How far backwards elitist rejection – principled rejection, if you like – of democracy takes us. Even in the 1830s the prescient political thinker Alexis de Tocqueville, aristocrat though he was, acknowledged that ordinary people had a shrewd grasp of things within their experience. Gladstone, our greatest liberal, considered the popular electorate more moral than the elite.

Nearly 200 years after Tocqueville, how much wider is popular experience of the world than he could have imagined. Yet a lady in Newnham (Cambridge’s miniature Islington) told me recently that she had only understood Brexit because her Leave-voting gardener and cleaning lady had explained it: it did not occur to her that their views had any value – though her own were, to use an apt term, nebulous. She could not conceive that their experience of working and bringing up families could have given them a knowledge of the world as valid as her view from the ivory tower.

If such arrogance had any justification, it would be the surpassing excellence of elitist rule. All those Old Regime states were run by experienced and sophisticated professionals, and all are on the scrapheap of history. What of their present-day successor, the European Union itself, that magnet for Europe’s new post-national aristocracy?
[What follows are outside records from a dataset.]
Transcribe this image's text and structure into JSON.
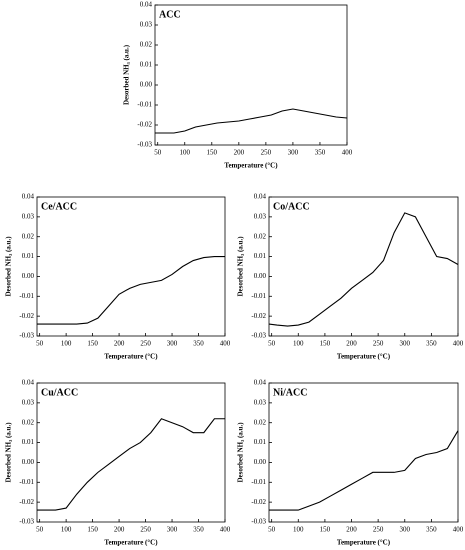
{
  "chart_data": [
    {
      "type": "line",
      "title": "ACC",
      "x_label": "Temperature (°C)",
      "y_label": "Desorbed NH₃ (a.u.)",
      "x": [
        45,
        60,
        80,
        100,
        120,
        140,
        160,
        180,
        200,
        220,
        240,
        260,
        280,
        300,
        320,
        340,
        360,
        380,
        400
      ],
      "series": [
        {
          "color": "#000000",
          "values": [
            -0.024,
            -0.024,
            -0.024,
            -0.023,
            -0.021,
            -0.02,
            -0.019,
            -0.0185,
            -0.018,
            -0.017,
            -0.016,
            -0.015,
            -0.013,
            -0.012,
            -0.013,
            -0.014,
            -0.015,
            -0.016,
            -0.0165
          ]
        }
      ],
      "xlim": [
        45,
        400
      ],
      "xticks": [
        50,
        100,
        150,
        200,
        250,
        300,
        350,
        400
      ],
      "ylim": [
        -0.03,
        0.04
      ],
      "yticks": [
        -0.03,
        -0.02,
        -0.01,
        {
          "value": 0,
          "label": "0.00"
        },
        0.01,
        0.02,
        0.03,
        0.04
      ],
      "grid": false
    },
    {
      "type": "line",
      "title": "Ce/ACC",
      "x_label": "Temperature (°C)",
      "y_label": "Desorbed NH₃ (a.u.)",
      "x": [
        45,
        60,
        80,
        100,
        120,
        140,
        160,
        180,
        200,
        220,
        240,
        260,
        280,
        300,
        320,
        340,
        360,
        380,
        400
      ],
      "series": [
        {
          "color": "#000000",
          "values": [
            -0.024,
            -0.024,
            -0.024,
            -0.024,
            -0.024,
            -0.0235,
            -0.021,
            -0.015,
            -0.009,
            -0.006,
            -0.004,
            -0.003,
            -0.002,
            0.001,
            0.005,
            0.008,
            0.0095,
            0.01,
            0.01
          ]
        }
      ],
      "xlim": [
        45,
        400
      ],
      "xticks": [
        50,
        100,
        150,
        200,
        250,
        300,
        350,
        400
      ],
      "ylim": [
        -0.03,
        0.04
      ],
      "yticks": [
        -0.03,
        -0.02,
        -0.01,
        {
          "value": 0,
          "label": "0.00"
        },
        0.01,
        0.02,
        0.03,
        0.04
      ],
      "grid": false
    },
    {
      "type": "line",
      "title": "Co/ACC",
      "x_label": "Temperature (°C)",
      "y_label": "Desorbed NH₃ (a.u.)",
      "x": [
        45,
        60,
        80,
        100,
        120,
        140,
        160,
        180,
        200,
        220,
        240,
        260,
        280,
        300,
        320,
        340,
        360,
        380,
        400
      ],
      "series": [
        {
          "color": "#000000",
          "values": [
            -0.024,
            -0.0245,
            -0.025,
            -0.0245,
            -0.023,
            -0.019,
            -0.015,
            -0.011,
            -0.006,
            -0.002,
            0.002,
            0.008,
            0.022,
            0.032,
            0.03,
            0.02,
            0.01,
            0.009,
            0.006
          ]
        }
      ],
      "xlim": [
        45,
        400
      ],
      "xticks": [
        50,
        100,
        150,
        200,
        250,
        300,
        350,
        400
      ],
      "ylim": [
        -0.03,
        0.04
      ],
      "yticks": [
        -0.03,
        -0.02,
        -0.01,
        {
          "value": 0,
          "label": "0.00"
        },
        0.01,
        0.02,
        0.03,
        0.04
      ],
      "grid": false
    },
    {
      "type": "line",
      "title": "Cu/ACC",
      "x_label": "Temperature (°C)",
      "y_label": "Desorbed NH₃ (a.u.)",
      "x": [
        45,
        60,
        80,
        100,
        120,
        140,
        160,
        180,
        200,
        220,
        240,
        260,
        280,
        300,
        320,
        340,
        360,
        380,
        400
      ],
      "series": [
        {
          "color": "#000000",
          "values": [
            -0.024,
            -0.024,
            -0.024,
            -0.023,
            -0.016,
            -0.01,
            -0.005,
            -0.001,
            0.003,
            0.007,
            0.01,
            0.015,
            0.022,
            0.02,
            0.018,
            0.015,
            0.015,
            0.022,
            0.022
          ]
        }
      ],
      "xlim": [
        45,
        400
      ],
      "xticks": [
        50,
        100,
        150,
        200,
        250,
        300,
        350,
        400
      ],
      "ylim": [
        -0.03,
        0.04
      ],
      "yticks": [
        -0.03,
        -0.02,
        -0.01,
        {
          "value": 0,
          "label": "0.00"
        },
        0.01,
        0.02,
        0.03,
        0.04
      ],
      "grid": false
    },
    {
      "type": "line",
      "title": "Ni/ACC",
      "x_label": "Temperature (°C)",
      "y_label": "Desorbed NH₃ (a.u.)",
      "x": [
        45,
        60,
        80,
        100,
        120,
        140,
        160,
        180,
        200,
        220,
        240,
        260,
        280,
        300,
        320,
        340,
        360,
        380,
        400
      ],
      "series": [
        {
          "color": "#000000",
          "values": [
            -0.024,
            -0.024,
            -0.024,
            -0.024,
            -0.022,
            -0.02,
            -0.017,
            -0.014,
            -0.011,
            -0.008,
            -0.005,
            -0.005,
            -0.005,
            -0.004,
            0.002,
            0.004,
            0.005,
            0.007,
            0.016
          ]
        }
      ],
      "xlim": [
        45,
        400
      ],
      "xticks": [
        50,
        100,
        150,
        200,
        250,
        300,
        350,
        400
      ],
      "ylim": [
        -0.03,
        0.04
      ],
      "yticks": [
        -0.03,
        -0.02,
        -0.01,
        {
          "value": 0,
          "label": "0.00"
        },
        0.01,
        0.02,
        0.03,
        0.04
      ],
      "grid": false
    }
  ]
}
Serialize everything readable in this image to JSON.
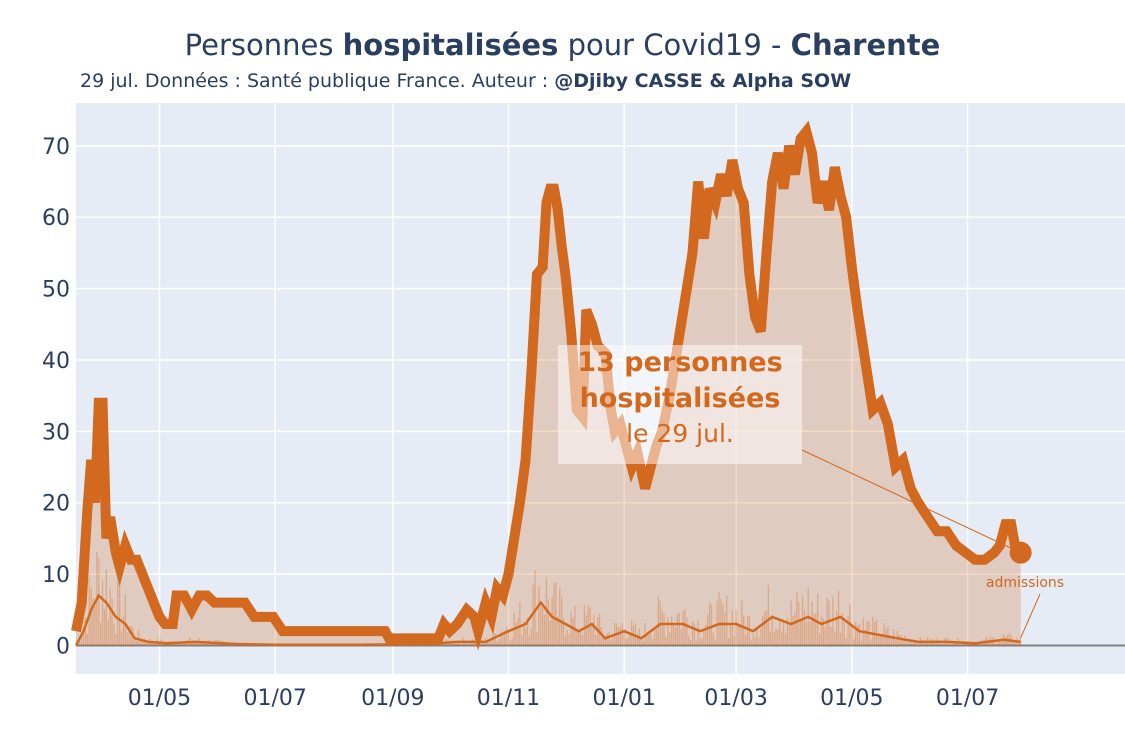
{
  "header": {
    "title_prefix": "Personnes ",
    "title_bold": "hospitalisées",
    "title_mid": " pour Covid19 - ",
    "title_region": "Charente",
    "subtitle_text": "29 jul. Données : Santé publique France. Auteur : ",
    "subtitle_author": "@Djiby CASSE & Alpha SOW"
  },
  "annotation": {
    "line1": "13 personnes",
    "line2": "hospitalisées",
    "line3": "le 29 jul.",
    "admissions_label": "admissions"
  },
  "colors": {
    "accent": "#d2691e",
    "fill": "rgba(210,105,30,0.25)",
    "plot_bg": "#e5ecf6",
    "text": "#2a3f5f"
  },
  "chart_data": {
    "type": "area",
    "title": "Personnes hospitalisées pour Covid19 - Charente",
    "x_start": "2020-03-18",
    "x_end": "2021-07-29",
    "xlim": [
      "2020-03-18",
      "2021-09-22"
    ],
    "ylim": [
      -4,
      76
    ],
    "yticks": [
      0,
      10,
      20,
      30,
      40,
      50,
      60,
      70
    ],
    "xticks": [
      {
        "date": "2020-05-01",
        "label": "01/05"
      },
      {
        "date": "2020-07-01",
        "label": "01/07"
      },
      {
        "date": "2020-09-01",
        "label": "01/09"
      },
      {
        "date": "2020-11-01",
        "label": "01/11"
      },
      {
        "date": "2021-01-01",
        "label": "01/01"
      },
      {
        "date": "2021-03-01",
        "label": "01/03"
      },
      {
        "date": "2021-05-01",
        "label": "01/05"
      },
      {
        "date": "2021-07-01",
        "label": "01/07"
      }
    ],
    "grid": true,
    "series": [
      {
        "name": "hospitalisées",
        "points": [
          [
            "2020-03-18",
            2
          ],
          [
            "2020-03-21",
            6
          ],
          [
            "2020-03-24",
            19
          ],
          [
            "2020-03-26",
            26
          ],
          [
            "2020-03-28",
            20
          ],
          [
            "2020-03-30",
            34
          ],
          [
            "2020-04-01",
            34
          ],
          [
            "2020-04-03",
            15
          ],
          [
            "2020-04-05",
            18
          ],
          [
            "2020-04-08",
            13
          ],
          [
            "2020-04-10",
            11
          ],
          [
            "2020-04-13",
            14
          ],
          [
            "2020-04-16",
            12
          ],
          [
            "2020-04-19",
            12
          ],
          [
            "2020-04-22",
            10
          ],
          [
            "2020-04-25",
            8
          ],
          [
            "2020-04-28",
            6
          ],
          [
            "2020-05-01",
            4
          ],
          [
            "2020-05-04",
            3
          ],
          [
            "2020-05-08",
            3
          ],
          [
            "2020-05-10",
            7
          ],
          [
            "2020-05-14",
            7
          ],
          [
            "2020-05-18",
            5
          ],
          [
            "2020-05-22",
            7
          ],
          [
            "2020-05-26",
            7
          ],
          [
            "2020-05-30",
            6
          ],
          [
            "2020-06-05",
            6
          ],
          [
            "2020-06-15",
            6
          ],
          [
            "2020-06-20",
            4
          ],
          [
            "2020-06-30",
            4
          ],
          [
            "2020-07-05",
            2
          ],
          [
            "2020-07-20",
            2
          ],
          [
            "2020-08-05",
            2
          ],
          [
            "2020-08-20",
            2
          ],
          [
            "2020-08-28",
            2
          ],
          [
            "2020-08-30",
            1
          ],
          [
            "2020-09-15",
            1
          ],
          [
            "2020-09-25",
            1
          ],
          [
            "2020-09-28",
            3
          ],
          [
            "2020-10-01",
            2
          ],
          [
            "2020-10-05",
            3
          ],
          [
            "2020-10-10",
            5
          ],
          [
            "2020-10-14",
            4
          ],
          [
            "2020-10-16",
            2
          ],
          [
            "2020-10-20",
            6
          ],
          [
            "2020-10-23",
            4
          ],
          [
            "2020-10-26",
            8
          ],
          [
            "2020-10-29",
            7
          ],
          [
            "2020-11-01",
            10
          ],
          [
            "2020-11-04",
            15
          ],
          [
            "2020-11-07",
            20
          ],
          [
            "2020-11-10",
            26
          ],
          [
            "2020-11-13",
            38
          ],
          [
            "2020-11-16",
            52
          ],
          [
            "2020-11-19",
            53
          ],
          [
            "2020-11-21",
            62
          ],
          [
            "2020-11-23",
            64
          ],
          [
            "2020-11-25",
            64
          ],
          [
            "2020-11-27",
            61
          ],
          [
            "2020-11-29",
            56
          ],
          [
            "2020-12-01",
            52
          ],
          [
            "2020-12-04",
            44
          ],
          [
            "2020-12-07",
            33
          ],
          [
            "2020-12-10",
            32
          ],
          [
            "2020-12-12",
            47
          ],
          [
            "2020-12-15",
            45
          ],
          [
            "2020-12-18",
            42
          ],
          [
            "2020-12-22",
            41
          ],
          [
            "2020-12-25",
            33
          ],
          [
            "2020-12-27",
            30
          ],
          [
            "2020-12-30",
            31
          ],
          [
            "2021-01-02",
            28
          ],
          [
            "2021-01-05",
            25
          ],
          [
            "2021-01-08",
            27
          ],
          [
            "2021-01-12",
            22
          ],
          [
            "2021-01-15",
            25
          ],
          [
            "2021-01-18",
            28
          ],
          [
            "2021-01-21",
            30
          ],
          [
            "2021-01-25",
            35
          ],
          [
            "2021-01-28",
            40
          ],
          [
            "2021-01-31",
            45
          ],
          [
            "2021-02-03",
            50
          ],
          [
            "2021-02-06",
            55
          ],
          [
            "2021-02-09",
            65
          ],
          [
            "2021-02-12",
            57
          ],
          [
            "2021-02-15",
            64
          ],
          [
            "2021-02-18",
            62
          ],
          [
            "2021-02-21",
            66
          ],
          [
            "2021-02-24",
            63
          ],
          [
            "2021-02-27",
            68
          ],
          [
            "2021-03-02",
            64
          ],
          [
            "2021-03-05",
            62
          ],
          [
            "2021-03-08",
            52
          ],
          [
            "2021-03-11",
            46
          ],
          [
            "2021-03-14",
            44
          ],
          [
            "2021-03-17",
            55
          ],
          [
            "2021-03-20",
            65
          ],
          [
            "2021-03-23",
            69
          ],
          [
            "2021-03-26",
            64
          ],
          [
            "2021-03-29",
            70
          ],
          [
            "2021-04-01",
            66
          ],
          [
            "2021-04-04",
            71
          ],
          [
            "2021-04-07",
            72
          ],
          [
            "2021-04-10",
            69
          ],
          [
            "2021-04-13",
            62
          ],
          [
            "2021-04-16",
            65
          ],
          [
            "2021-04-19",
            61
          ],
          [
            "2021-04-22",
            67
          ],
          [
            "2021-04-25",
            63
          ],
          [
            "2021-04-28",
            60
          ],
          [
            "2021-05-01",
            53
          ],
          [
            "2021-05-04",
            47
          ],
          [
            "2021-05-08",
            40
          ],
          [
            "2021-05-12",
            33
          ],
          [
            "2021-05-16",
            34
          ],
          [
            "2021-05-20",
            31
          ],
          [
            "2021-05-24",
            25
          ],
          [
            "2021-05-28",
            26
          ],
          [
            "2021-06-01",
            22
          ],
          [
            "2021-06-05",
            20
          ],
          [
            "2021-06-10",
            18
          ],
          [
            "2021-06-15",
            16
          ],
          [
            "2021-06-20",
            16
          ],
          [
            "2021-06-25",
            14
          ],
          [
            "2021-06-30",
            13
          ],
          [
            "2021-07-05",
            12
          ],
          [
            "2021-07-10",
            12
          ],
          [
            "2021-07-15",
            13
          ],
          [
            "2021-07-18",
            14
          ],
          [
            "2021-07-21",
            17
          ],
          [
            "2021-07-24",
            17
          ],
          [
            "2021-07-26",
            14
          ],
          [
            "2021-07-29",
            13
          ]
        ]
      },
      {
        "name": "admissions",
        "points": [
          [
            "2020-03-18",
            0
          ],
          [
            "2020-03-22",
            2
          ],
          [
            "2020-03-26",
            5
          ],
          [
            "2020-03-30",
            7
          ],
          [
            "2020-04-03",
            6
          ],
          [
            "2020-04-08",
            4
          ],
          [
            "2020-04-13",
            3
          ],
          [
            "2020-04-18",
            1
          ],
          [
            "2020-04-25",
            0.5
          ],
          [
            "2020-05-05",
            0.3
          ],
          [
            "2020-05-20",
            0.5
          ],
          [
            "2020-06-10",
            0.2
          ],
          [
            "2020-07-01",
            0.1
          ],
          [
            "2020-08-15",
            0.1
          ],
          [
            "2020-09-20",
            0.2
          ],
          [
            "2020-10-05",
            0.5
          ],
          [
            "2020-10-20",
            0.5
          ],
          [
            "2020-11-01",
            2
          ],
          [
            "2020-11-10",
            3
          ],
          [
            "2020-11-18",
            6
          ],
          [
            "2020-11-24",
            4
          ],
          [
            "2020-12-01",
            3
          ],
          [
            "2020-12-08",
            2
          ],
          [
            "2020-12-15",
            3
          ],
          [
            "2020-12-22",
            1
          ],
          [
            "2021-01-01",
            2
          ],
          [
            "2021-01-10",
            1
          ],
          [
            "2021-01-20",
            3
          ],
          [
            "2021-02-01",
            3
          ],
          [
            "2021-02-10",
            2
          ],
          [
            "2021-02-20",
            3
          ],
          [
            "2021-03-01",
            3
          ],
          [
            "2021-03-10",
            2
          ],
          [
            "2021-03-20",
            4
          ],
          [
            "2021-03-30",
            3
          ],
          [
            "2021-04-08",
            4
          ],
          [
            "2021-04-15",
            3
          ],
          [
            "2021-04-25",
            4
          ],
          [
            "2021-05-05",
            2
          ],
          [
            "2021-05-15",
            1.5
          ],
          [
            "2021-05-25",
            1
          ],
          [
            "2021-06-05",
            0.5
          ],
          [
            "2021-06-20",
            0.5
          ],
          [
            "2021-07-05",
            0.3
          ],
          [
            "2021-07-20",
            0.8
          ],
          [
            "2021-07-29",
            0.5
          ]
        ]
      }
    ]
  }
}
Its boldest creation, the euro, condemns millions of Europe’s young to unemployment or forced migration. Its trading policies impoverish poor countries and add to the tide of migrants. Its supra-national power is undermining Europe’s fragile and painfully achieved democracies – the real danger to peace and order.

And our own political elite: do they consider themselves so infallible and trusted that they can override a referendum and a general election? By what power could they legitimately do so? The phrase “the sovereignty of parliament” is freely bandied about, but that sovereignty is limited. Moreover, it is the institution of parliament that holds sovereignty, not its confused and disunited members. If they cannot in conscience carry out a programme on which they were elected, their honourable course is to resign, not to break their promises and certainly not to intrigue to undermine them.

The Remain-Leave debate is no longer primarily about the EU, if it ever was. It has become, as Parris disarmingly admits, about who governs, and by what right. Not for the first time in our history, we have a relatively small but influential faction, utterly confident of its own intellectual and moral entitlement, which often appears to despise its own country and prefers to pledge its loyalty elsewhere. We saw it with the Puritans and their successors. We saw it with those who acclaimed Stalin’s Russia as a higher civilization. In each case, intellectual stubbornness blocked out reality.

Shall we recover from our present political, social and cultural tussles? I believe so. But not through the usual British fudge, in this case presenting a surrender as a compromise. The readiness of the Government to let the EU pick our pocket – who can blame Michel Barnier for obliging? – has produced a “deal” that risks condemning us to years of internal recrimination and wrangling with our neighbours. A second referendum is so patently a ruse, and its leaders so politically discredited, that only the most blinkered or cynical could propose it as a means of reconciliation.

The only way left to restore calm now is a “managed no deal”, for which all sides are preparing. Most Remainers are not hard-liners but understandably worry about economic apocalypse. If and when that does not materialise – and with sensible preparations it will not – then our politics will go off the boil, and ex-prime ministers will resume what Dr Johnson called the innocent employment of making money. We are not, after all, in as febrile a state as the United States, France, Italy, Spain or even Germany. The Brexit vote calmed down our politics, eliminating Ukip and strengthening the two main parties. Once carried out it can do so again.